Coba pikir, kenapa bisa terjadi begitu? Karena ada satu geng yang kerjanya megang remote control: Oligarki! Iya, itu lho, geng sembilan naga, sepuluh raja, dan dua belas sultan yang bisa atur harga cabe sampai ketok palu undang-undang.
Oligarki: Mahluk Mitologi yang Punya KTP Elit
Mereka ini, kalau kata Gareng, seperti siluman berjubah batik. Kadang muncul di TV, kadang di balik layar. Tapi satu yang pasti: mereka selalu hadir waktu proyek dibagi-bagi. Kalau ada anggaran, mereka datang. Kalau ada hukum ditegakkan, mereka menghilang.
Mereka bisa sulap kasus korupsi jadi seminar motivasi. Bisa ubah bukti jadi “miss komunikasi”. Bahkan, kalau Petruk ngomong terlalu keras, bisa-bisa dituduh menyebar hoaks. Lha gimana, wong yang salah malah dapat jabatan, yang jujur malah dimutasi ke Antartika!

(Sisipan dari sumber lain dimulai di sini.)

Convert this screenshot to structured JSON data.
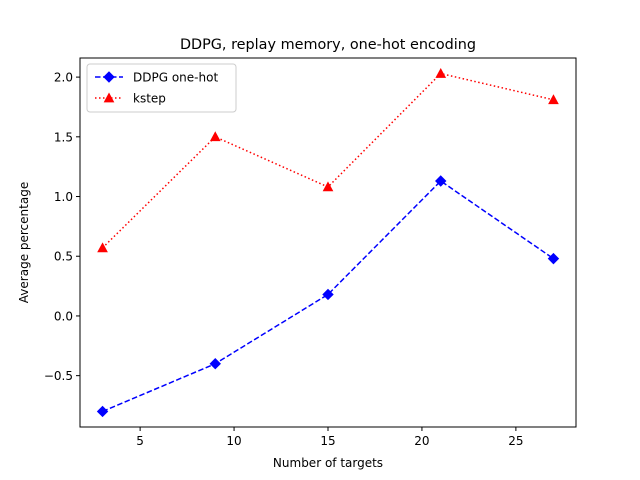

Sistem Hukum Kita: Tajam ke Bawang Merah, Tumpul ke Bawang Putih
Lembaga hukum di negeri Antah Berantah ini, kalau kata Petruk, seperti sendok garpu di restoran mewah: mengkilap, tapi nggak dipakai buat makan rakyat kecil. Malah dipakai buat nyuapin para pemilik kuasa. Biar makin kenyang dan makin rakus.

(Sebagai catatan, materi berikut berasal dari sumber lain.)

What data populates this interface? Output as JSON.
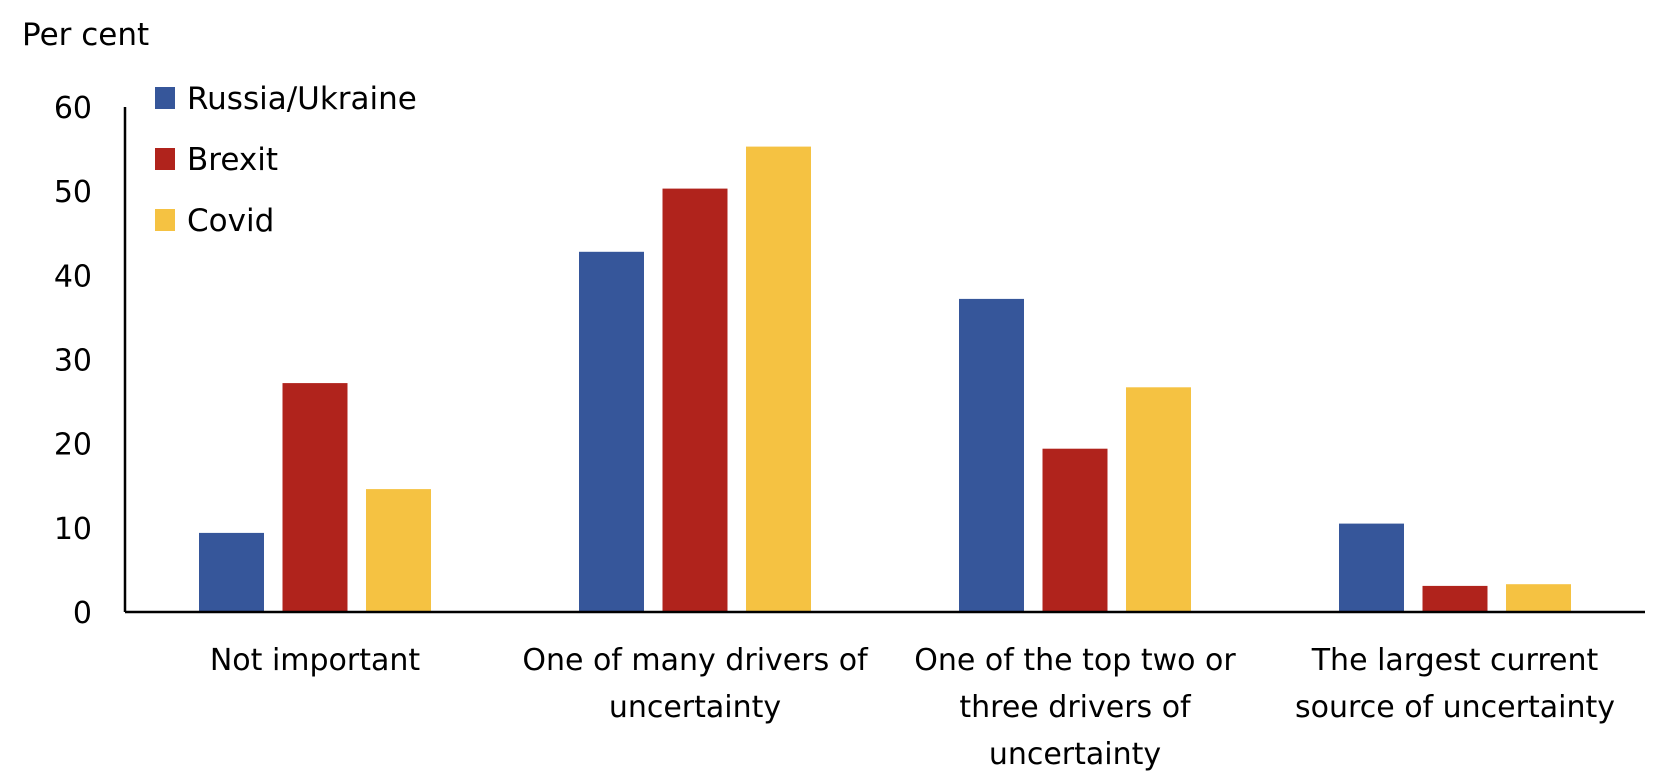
{
  "chart_data": {
    "type": "bar",
    "title": "",
    "ylabel": "Per cent",
    "xlabel": "",
    "ylim": [
      0,
      60
    ],
    "yticks": [
      0,
      10,
      20,
      30,
      40,
      50,
      60
    ],
    "grid": false,
    "legend_position": "top-left",
    "categories": [
      [
        "Not important"
      ],
      [
        "One of many drivers of",
        "uncertainty"
      ],
      [
        "One of the top two or",
        "three drivers of",
        "uncertainty"
      ],
      [
        "The largest current",
        "source of uncertainty"
      ]
    ],
    "series": [
      {
        "name": "Russia/Ukraine",
        "color": "#36569A",
        "values": [
          9.4,
          42.8,
          37.2,
          10.5
        ]
      },
      {
        "name": "Brexit",
        "color": "#B0231C",
        "values": [
          27.2,
          50.3,
          19.4,
          3.1
        ]
      },
      {
        "name": "Covid",
        "color": "#F5C242",
        "values": [
          14.6,
          55.3,
          26.7,
          3.3
        ]
      }
    ]
  }
}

Dan jangan tanya soal undang-undang. Dibikin rame-rame, tapi isinya pesanan. Ada pasal titipan, ada ayat bersyarat. Bahkan, yang menolak bisa dibilang anti-pembangunan, anti-nasionalisme, dan kadang malah dituduh belum bayar cicilan.
Apa Solusinya, Cak?
Gareng dan Petruk sepakat, kita butuh revolusi… tapi yang nggak pake senjata. Yang kita butuh adalah:
1. Transparansi yang sebening air galon baru, bukan yang udah dicampur kopi.
2. Lembaga pengawas yang berani, bukan yang doyan nasi kotak dari proyek-proyek gelap.
3. Pemilu tanpa serangan fajar, karena rakyat bukan ayam yang dikasih jagung bisa langsung nurut.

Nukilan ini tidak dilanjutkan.